Peach Burrata Salad with Balsamic Glaze and Toasted Pine Nuts

This Peach Burrata Salad features juicy raw peaches, creamy torn burrata, and peppery arugula, topped with toasted pine nuts and a thick balsamic glaze for the ultimate easy summer appetizer.
Prep Time 10 minutes
Cook Time 5 minutes
Total Time 15 minutes
Servings: 4 people
Course: Appetizer, Salad
Cuisine: Italian-American
Calories: 285

Ingredients
  

Main Ingredients
  • 4 cups baby arugula approx. 100g
  • 2 large ripe peaches raw, sliced into thick crescents with skins on
  • 8 oz burrata cheese 225g, one large ball
  • 1/2 cup fresh basil leaves 15g, whole small leaves
  • 3 tbsp pine nuts 30g, toasted until golden
  • 2 tbsp balsamic glaze 30ml, thick consistency
  • 1/4 tsp cracked black pepper to taste

Equipment

  • 1 Small skillet For toasting pine nuts
  • 1 Large Serving Platter White ceramic preferred

Method
 

Preparation
  1. Place pine nuts in a dry skillet over medium-low heat. Shake constantly for 3-5 minutes until golden brown and fragrant.

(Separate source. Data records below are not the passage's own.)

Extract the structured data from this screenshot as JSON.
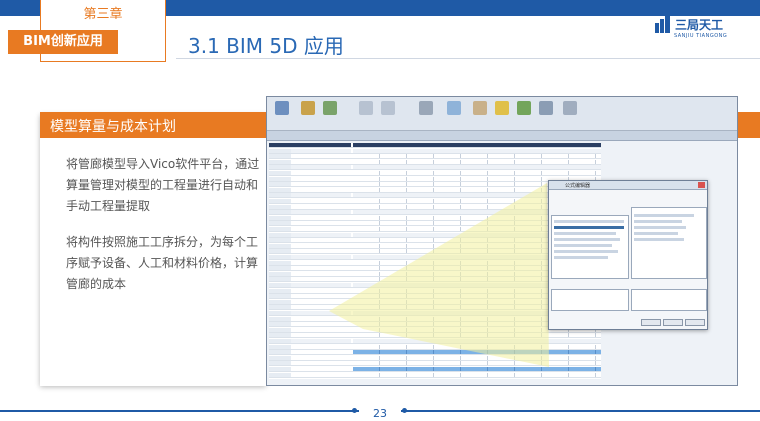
{
  "header": {
    "chapter": "第三章",
    "section_badge": "BIM创新应用",
    "title": "3.1 BIM 5D 应用",
    "brand_color": "#1f5aa6",
    "accent_color": "#e87a22"
  },
  "logo": {
    "icon": "building-logo-icon",
    "text": "三局天工",
    "subtext": "SANJIU TIANGONG"
  },
  "content": {
    "heading": "模型算量与成本计划",
    "paragraphs": [
      "将管廊模型导入Vico软件平台，通过算量管理对模型的工程量进行自动和手动工程量提取",
      "将构件按照施工工序拆分，为每个工序赋予设备、人工和材料价格，计算管廊的成本"
    ]
  },
  "screenshot": {
    "icon": "vico-software-screenshot",
    "dialog_title": "公式编辑器"
  },
  "footer": {
    "page_number": "23"
  }
}
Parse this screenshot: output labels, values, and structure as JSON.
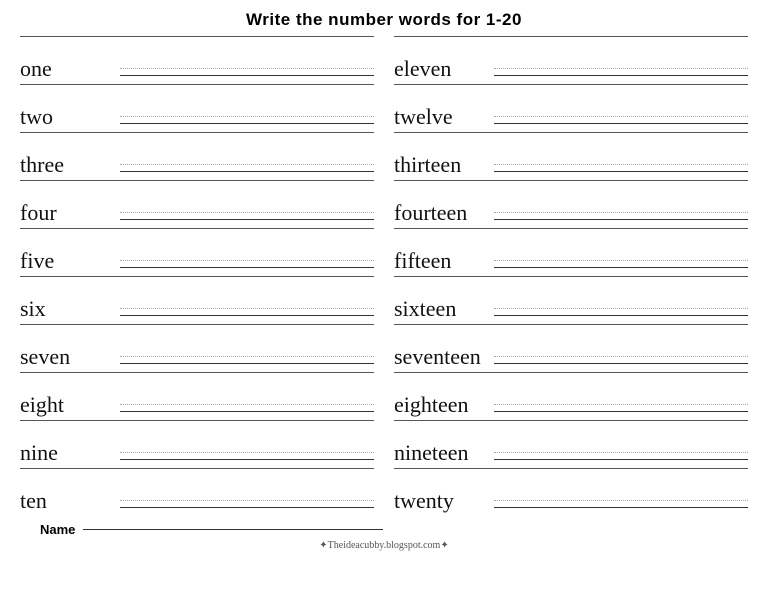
{
  "title": "Write the number words for  1-20",
  "left_column": [
    {
      "word": "one"
    },
    {
      "word": "two"
    },
    {
      "word": "three"
    },
    {
      "word": "four"
    },
    {
      "word": "five"
    },
    {
      "word": "six"
    },
    {
      "word": "seven"
    },
    {
      "word": "eight"
    },
    {
      "word": "nine"
    },
    {
      "word": "ten"
    }
  ],
  "right_column": [
    {
      "word": "eleven"
    },
    {
      "word": "twelve"
    },
    {
      "word": "thirteen"
    },
    {
      "word": "fourteen"
    },
    {
      "word": "fifteen"
    },
    {
      "word": "sixteen"
    },
    {
      "word": "seventeen"
    },
    {
      "word": "eighteen"
    },
    {
      "word": "nineteen"
    },
    {
      "word": "twenty"
    }
  ],
  "footer": {
    "name_label": "Name",
    "url": "✦Theideacubby.blogspot.com✦"
  }
}
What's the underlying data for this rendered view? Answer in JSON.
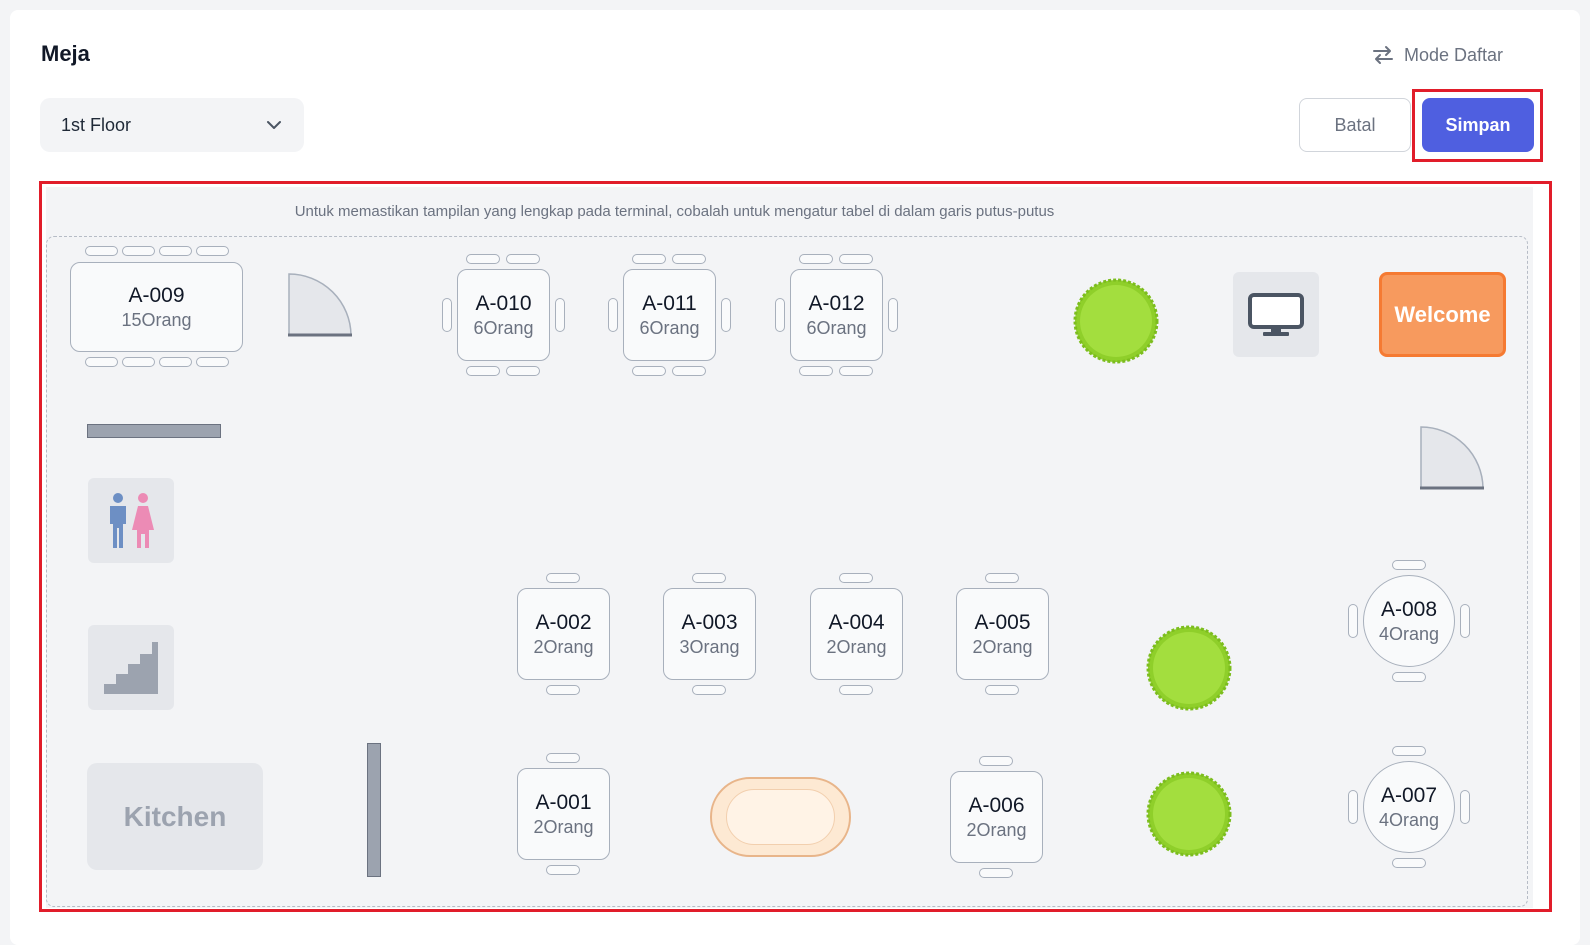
{
  "page": {
    "title": "Meja"
  },
  "header": {
    "mode_label": "Mode Daftar"
  },
  "toolbar": {
    "floor_selected": "1st Floor",
    "cancel_label": "Batal",
    "save_label": "Simpan"
  },
  "layout_editor": {
    "hint": "Untuk memastikan tampilan yang lengkap pada terminal, cobalah untuk mengatur tabel di dalam garis putus-putus",
    "tables": [
      {
        "name": "A-009",
        "capacity": "15Orang"
      },
      {
        "name": "A-010",
        "capacity": "6Orang"
      },
      {
        "name": "A-011",
        "capacity": "6Orang"
      },
      {
        "name": "A-012",
        "capacity": "6Orang"
      },
      {
        "name": "A-002",
        "capacity": "2Orang"
      },
      {
        "name": "A-003",
        "capacity": "3Orang"
      },
      {
        "name": "A-004",
        "capacity": "2Orang"
      },
      {
        "name": "A-005",
        "capacity": "2Orang"
      },
      {
        "name": "A-008",
        "capacity": "4Orang"
      },
      {
        "name": "A-001",
        "capacity": "2Orang"
      },
      {
        "name": "A-006",
        "capacity": "2Orang"
      },
      {
        "name": "A-007",
        "capacity": "4Orang"
      }
    ],
    "welcome_label": "Welcome",
    "kitchen_label": "Kitchen"
  },
  "colors": {
    "primary": "#4f5fe0",
    "highlight": "#e11d2a",
    "welcome": "#f79a5e",
    "plant": "#a3de3e"
  }
}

Remove from heat immediately.
  2. Wash peaches and slice into thick, crescent-shaped wedges. Keep the skins on for color and texture.
Assembly
  1. Arrange the fresh baby arugula on a large white ceramic plate to create an even foundation.
  2. Place the peach slices over the arugula in an overlapping pattern.
  3. Place the burrata ball in the center. Use your fingers to gently tear it open, revealing the creamy interior.
  4. Scatter whole basil leaves and toasted pine nuts over the top. Drizzle with balsamic glaze in a zig-zag pattern and finish with cracked black pepper.

Notes

Use room temperature burrata for the creamiest texture.
Ensure the balsamic glaze is thick so it stays in place for presentation.